Locking Issues

4.4. Locking Issues

One of the usual merits of the use, by PostgreSQL, of Multi-Version Concurrency Control (MVCC) is that this eliminates a whole host of reasons to need to lock database objects. On some other database systems, you need to acquire a table lock in order to insert data into the table; that can severely hinder performance. On other systems, read locks can impede writes; with MVCC, PostgreSQL eliminates that whole class of locks in that "old reads" can access "old tuples." Most of the time, this allows the gentle user of PostgreSQL to not need to worry very much about locks. Slony-I configuration events normally grab locks on an internal table, sl_config_lock, which should not be visible to applications unless they are performing actions on Slony-I components.

Unfortunately, there are several sorts of Slony-I events that do require exclusive locks on PostgreSQL tables, with the result that modifying Slony-I configuration can bring back some of those "locking irritations." In particular:

  • set add table

    A momentary exclusive table lock must be acquired on the "origin" node in order to add the trigger that collects updates for that table. It only needs to be acquired long enough to establish the new trigger.

  • move set

    When a set origin is shifted from one node to another, exclusive locks must be acquired on each replicated table on both the old origin and the new origin in order to change the triggers on the tables.

  • lock set

    This operation expressly requests locks on each of the tables in a given replication set on the origin node.

  • During the SUBSCRIBE_SET event on a new subscriber.

    all tables in the replication set will be locked via an exclusive lock for the entire duration of the process of subscription. By locking the tables early, this means that the subscription cannot fail after copying some of the data due to some other process having held on to a table.
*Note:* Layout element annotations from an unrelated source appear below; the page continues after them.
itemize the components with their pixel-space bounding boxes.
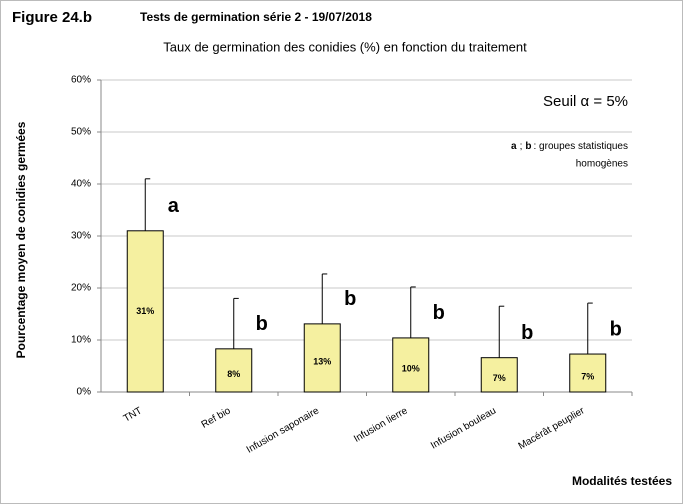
- value-label: 7%: [493, 373, 506, 383]
- note: a; b: groupes statistiques: [511, 141, 628, 152]
- value-label: 8%: [227, 369, 240, 379]
- group-label: b: [521, 322, 533, 344]
- y-tick-label: 0%: [77, 387, 92, 398]
- bar: [480, 357, 518, 393]
- value-label: 10%: [402, 363, 420, 373]
- value-label: 31%: [136, 306, 154, 316]
- note-line2: homogènes: [576, 159, 628, 170]
- x-tick-label: Ref bio: [200, 405, 233, 431]
- y-tick-label: 10%: [71, 335, 91, 346]
- y-tick-label: 50%: [71, 127, 91, 138]
- bar: [303, 323, 341, 393]
- note-b: b: [525, 141, 531, 152]
- note-text: : groupes statistiques: [534, 141, 629, 152]
- group-label: a: [168, 195, 180, 217]
- x-axis-title: Modalités testées: [572, 474, 672, 488]
- bar: [126, 230, 164, 393]
- chart-title: Tests de germination série 2 - 19/07/201…: [140, 10, 372, 24]
- y-tick-label: 40%: [71, 179, 91, 190]
- y-axis-title: Pourcentage moyen de conidies germées: [14, 121, 28, 358]
- x-tick-label: Infusion bouleau: [429, 405, 498, 451]
- x-tick-label: Macérât peuplier: [517, 405, 588, 452]
- value-label: 13%: [313, 356, 331, 366]
- note-a: a: [511, 141, 517, 152]
- figure-label: Figure 24.b: [12, 9, 92, 26]
- group-label: b: [344, 288, 356, 310]
- y-tick-label: 30%: [71, 231, 91, 242]
- y-tick-label: 20%: [71, 283, 91, 294]
- bar: [392, 337, 430, 393]
- bar: [215, 348, 253, 393]
- group-label: b: [433, 302, 445, 324]
- group-label: b: [610, 318, 622, 340]
- bar: [569, 353, 607, 393]
- group-label: b: [256, 313, 268, 335]
- x-tick-label: TNT: [122, 405, 144, 424]
- threshold-note: Seuil α = 5%: [543, 93, 628, 110]
- x-tick-label: Infusion lierre: [352, 405, 410, 445]
- value-label: 7%: [581, 371, 594, 381]
- y-tick-label: 60%: [71, 75, 91, 86]
- note-sep: ;: [520, 141, 523, 152]
- chart-subtitle: Taux de germination des conidies (%) en …: [163, 39, 527, 54]
- x-tick-label: Infusion saponaire: [245, 405, 322, 456]
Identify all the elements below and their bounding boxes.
    In any case, note that this one began with the wording "on a new subscriber." The locks are applied on the new subscriber. They are not applied on the provider or on the origin.

  • Each time an event is generated (including SYNC events) Slony-I obtains an exclusive lock on the sl_event table long enough to insert the event into sl_event. This is not normally an issue as Slony-I should be the only program using sl_event. However this means that any non-slony transactions that read from sl_event can cause replication to pause. If you pg_dump your database avoid dumping your Slony schemas or else pg_dump's locking will compete with Slony's own locking which could stop Slony replication for the duration of the pg_dump. Exclude the Slony schemas from pg_dump with --exclude-schema=schemaname to specifically exclude your Slony schema.

When Slony-I locks a table that a running application later tries to access the application will be blocked waiting for the lock. It is also possible for a running application to create a deadlock situation with Slony-I when they each have obtained locks that the other is waiting for.

Several possible solutions to this are:

  • Announce an application outage to avoid deadlocks

    If you can temporarily block applications from using the database, that will provide a window of time during which there is nothing running against the database other than administrative processes under your control.

  • Try the operation, hoping for things to work

    Since nothing prevents applications from leaving access locks in your way, you may find yourself deadlocked. But if the number of remaining locks are small, you may be able to negotiate with users to "get in edgewise."

  • Use pgpool

    If you can use this or some similar "connection broker", you may be able to tell the connection manager to stop using the database for a little while, thereby letting it "block" the applications for you. What would be ideal would be for the connection manager to hold up user queries for a little while so that the brief database outage looks, to them, like a period where things were running slowly.

  • Rapid Outage Management

    The following procedure may minimize the period of the outage:

    • Modify pg_hba.conf so that only the slony user will have access to the database.

    • Issue a kill -SIGHUP to the PostgreSQL postmaster.

      This will not kill off existing possibly-long-running queries, but will prevent new ones from coming in. There is an application impact in that incoming queries will be rejected until the end of the process.

    • If "all looks good," then it should be safe to proceed with the Slony-I operation.

    • If some old query is lingering around, you may need to kill -SIGQUIT one of the PostgreSQL processes. This will restart the backend and kill off any lingering queries. You probably need to restart the slon processes that attach to the node.

      At that point, it will be safe to proceed with the Slony-I operation; there will be no competing processes.

    • Reset pg_hba.conf to allow other users in, and kill -SIGHUP the postmaster to make it reload the security configuration.